Andreas Moll, Ihr habt mit „HanseDeeg“ 2022 den UNIQUE-Ideen- und 2021 den Businessplan-Wettbewerb SEGEL SETZEN! gewonnen und seitdem erfolgreich eine EXIST-Förderung eingeworben. Wo steht Ihr gerade?
Andreas Moll: Nachdem ich mit meinem Abschluss als Diplom-Kaufmann im September nun direkt mit dem EXIST-Gründungsstipendium starten konnte, planen wir aktuell unseren Markteintritt. Dies beinhaltet neben der Preiskalkulation speziell die Verhandlung mit Rohstoff-Zulieferern und möglichen Produzenten. Ursprünglich wollten wir noch in diesem Jahr den Markteintritt vollziehen, werden nun aber erst im Frühjahr 2023 den Verkauf starten. Die aktuellen Preissteigerungen sind da natürlich nicht hilfreich. Die Verschiebung gibt uns jedoch auch die Möglichkeit, das Gesamtkonzept, welches auch Rezepte und Kochvideos zu unseren Produkten beinhaltet, noch intensiver auszuarbeiten und vorzubereiten sowie Werbemaßnahmen gezielter zu planen. Und auch der eigene Onlineshop kann akribischer getestet werden, um ein unkompliziertes Einkaufserlebnis zu gewährleisten.

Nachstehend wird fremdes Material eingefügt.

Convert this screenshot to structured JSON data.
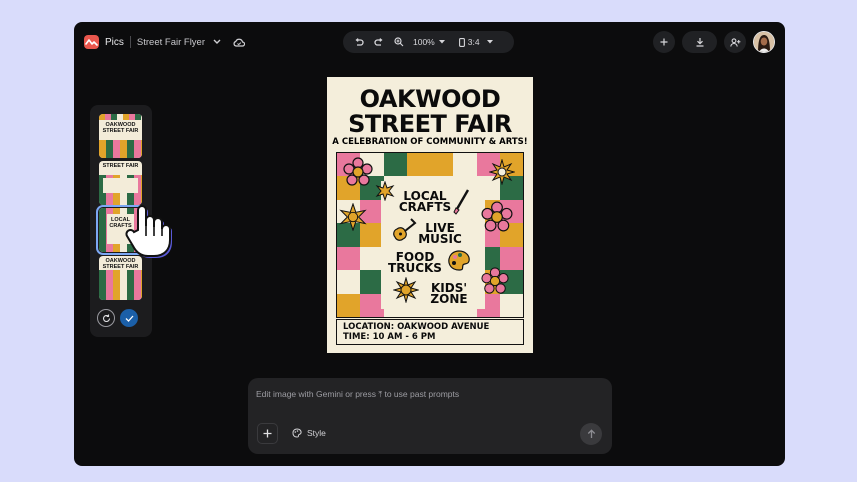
{
  "header": {
    "app_name": "Pics",
    "file_name": "Street Fair Flyer",
    "zoom": "100%",
    "aspect_ratio": "3:4"
  },
  "thumbnails": [
    {
      "title": "OAKWOOD STREET FAIR"
    },
    {
      "title": "STREET FAIR"
    },
    {
      "title": "LOCAL CRAFTS"
    },
    {
      "title": "OAKWOOD STREET FAIR"
    }
  ],
  "poster": {
    "title_line1": "OAKWOOD",
    "title_line2": "STREET FAIR",
    "subtitle": "A CELEBRATION OF COMMUNITY & ARTS!",
    "features": [
      "LOCAL CRAFTS",
      "LIVE MUSIC",
      "FOOD TRUCKS",
      "KIDS' ZONE"
    ],
    "location": "LOCATION: OAKWOOD AVENUE",
    "time": "TIME: 10 AM - 6 PM"
  },
  "prompt": {
    "placeholder": "Edit image with Gemini or press ⤒ to use past prompts",
    "style_label": "Style"
  },
  "colors": {
    "background": "#d9dcfb",
    "window": "#0c0c0d",
    "accent": "#1b5fa8",
    "poster_green": "#2c6b45",
    "poster_pink": "#e9789d",
    "poster_yellow": "#e1a42a",
    "poster_cream": "#f4eedb"
  }
}
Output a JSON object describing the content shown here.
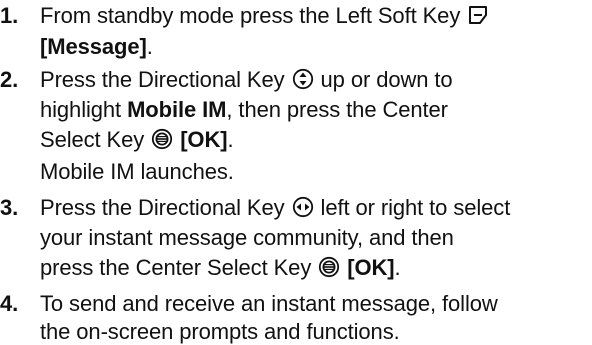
{
  "steps": [
    {
      "number": "1.",
      "line1_text": "From standby mode press the Left Soft Key",
      "line2_bold": "[Message]",
      "line2_text": "."
    },
    {
      "number": "2.",
      "line1_text": "Press the Directional Key",
      "line1_text_after": "up or down to",
      "line2_text": "highlight",
      "line2_bold": "Mobile IM",
      "line2_text_after": ", then press the Center",
      "line3_text": "Select Key",
      "line3_bold": "[OK]",
      "line3_text_after": ".",
      "note": "Mobile IM launches."
    },
    {
      "number": "3.",
      "line1_text": "Press the Directional Key",
      "line1_text_after": "left or right to select",
      "line2_text": "your instant message community, and then",
      "line3_text": "press the Center Select Key",
      "line3_bold": "[OK]",
      "line3_text_after": "."
    },
    {
      "number": "4.",
      "line1_text": "To send and receive an instant message, follow",
      "line2_text": "the on-screen prompts and functions."
    }
  ],
  "icons": {
    "left_soft_key": "left-soft-key-icon",
    "directional_up_down": "directional-key-up-down-icon",
    "center_select": "center-select-key-icon",
    "directional_left_right": "directional-key-left-right-icon"
  }
}
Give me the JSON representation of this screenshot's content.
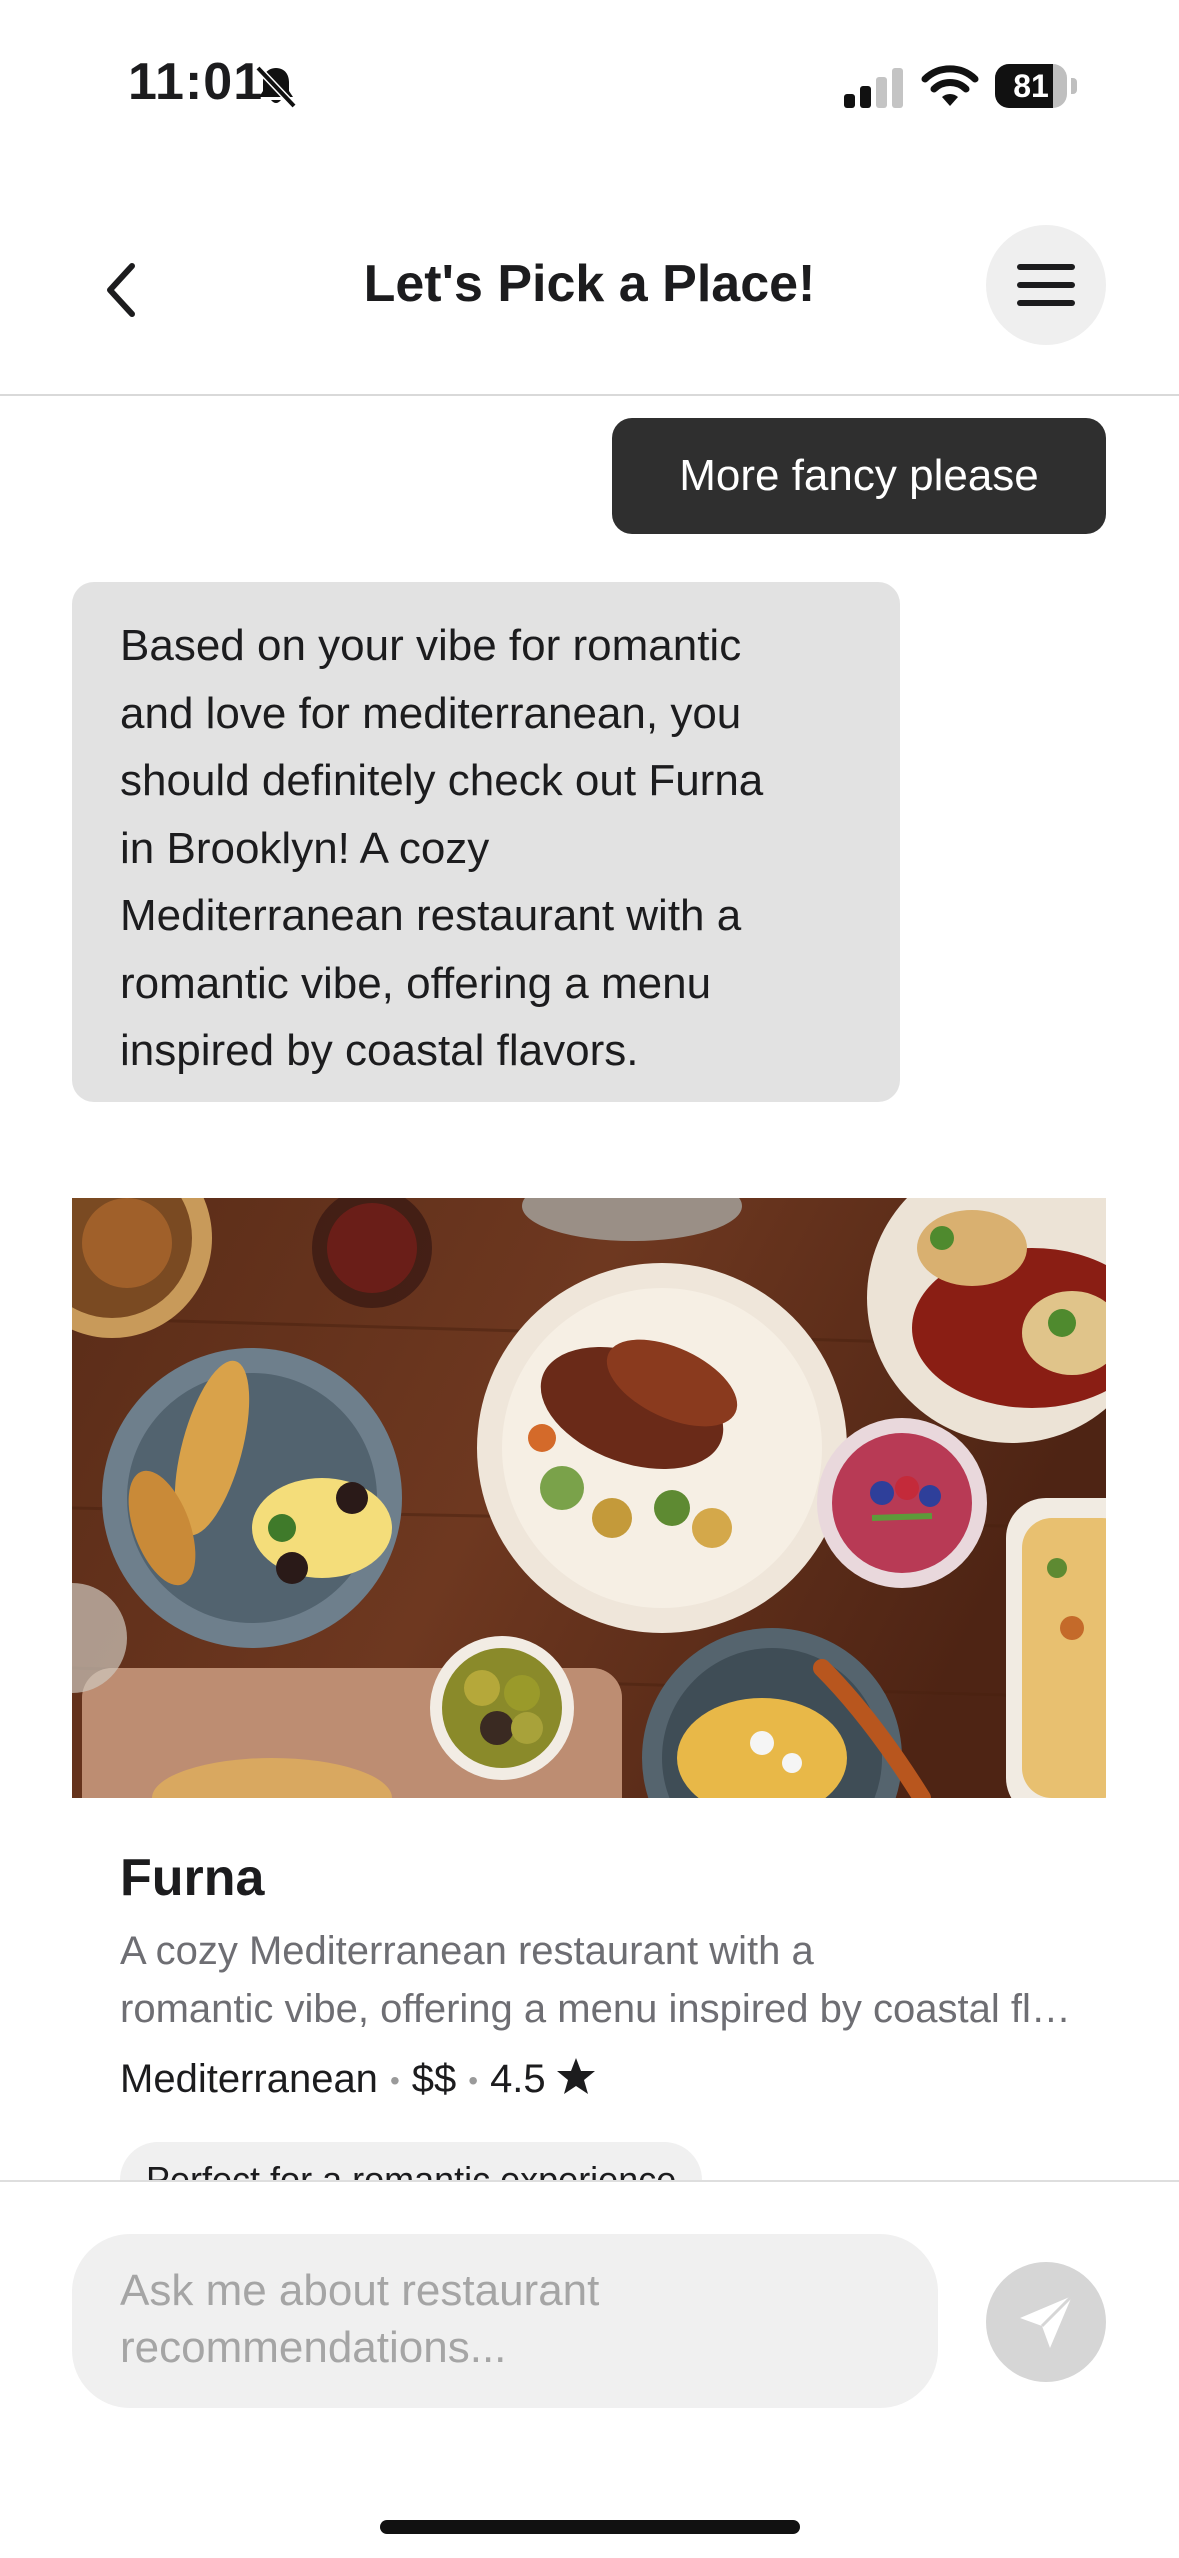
{
  "status_bar": {
    "time": "11:01",
    "battery": "81",
    "battery_level": 0.81
  },
  "header": {
    "title": "Let's Pick a Place!"
  },
  "chat": {
    "user_message": "More fancy please",
    "bot_lines": [
      "Based on your vibe for romantic",
      "and love for mediterranean, you",
      "should definitely check out Furna",
      "in Brooklyn! A cozy",
      "Mediterranean restaurant with a",
      "romantic vibe, offering a menu",
      "inspired by coastal flavors."
    ]
  },
  "restaurant_card": {
    "name": "Furna",
    "description_line1": "A cozy Mediterranean restaurant with a",
    "description_line2": "romantic vibe, offering a menu inspired by coastal flavors.",
    "cuisine": "Mediterranean",
    "price": "$$",
    "rating": "4.5",
    "separator": "•",
    "tag": "Perfect for a romantic experience",
    "image_icon": "food-spread-photo"
  },
  "input": {
    "placeholder_line1": "Ask me about restaurant",
    "placeholder_line2": "recommendations..."
  },
  "icons": {
    "back": "chevron-left-icon",
    "menu": "hamburger-menu-icon",
    "send": "paper-plane-icon",
    "star": "star-icon"
  },
  "colors": {
    "user_bubble": "#2f2f2f",
    "bot_bubble": "#e2e2e2",
    "muted_text": "#6e6e73",
    "send_button": "#d6d6d6"
  }
}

Leonie Korbach und Max Wenzel, Ihr habt mit Eurem Konzept für die „Wilde Flora“ den Medien-Sonderpreis beim inspired-Ideenwettbewerb 2021 gewonnen. Hat Euch das geholfen und was beschäftigt Euch aktuell?
Leonie Korbach und Max Wenzel: Der Medien-Sonderpreis bestand aus einer Radio-Werbekampagne im Wert von 5.000 € beim Sender 8080s. In gemeinsamer Konzeption mit uns entwickelte 8080s einen dreißigsekündigen Werbespot, der im August 2022 über zwei Wochen lang mehrmals am Tag gespielt wurde. Wir waren sehr aufgeregt und freuten uns enorm, als wir ihn zum ersten Mal auf 80s80s-Radio hörten. Im Nachgang lieferten die stichprobenartige Kundenbefragung und die Besucherzahl auf unserer Homepage leider keine Anhaltspunkte für eine Wirksamkeit der Radiowerbung. Woran das genau gelegen haben mag, können wir leider nicht sagen. Am Ende war es aber eine schöne Erfahrung, aus der wir viel lernen konnten und tolle Menschen kennengelernt haben.
Momentan beschäftigt uns, neben der grundlegenden Frage nach der eigenen Subsistenz, dieselbe Frage wie ganz zu Anfang, die sich uns auch hoffentlich noch bis zum „Schluss“ stellt: Wie können wir als Betrieb ohne Greenwashing klimaneutral werden? Das ist die Frage, die immer da sein wird, die sich auch jedes Unternehmen stellen sollte.
Was bedeutet die bioökonomische Ausrichtung und die Verankerung in Vorpommern für Euch?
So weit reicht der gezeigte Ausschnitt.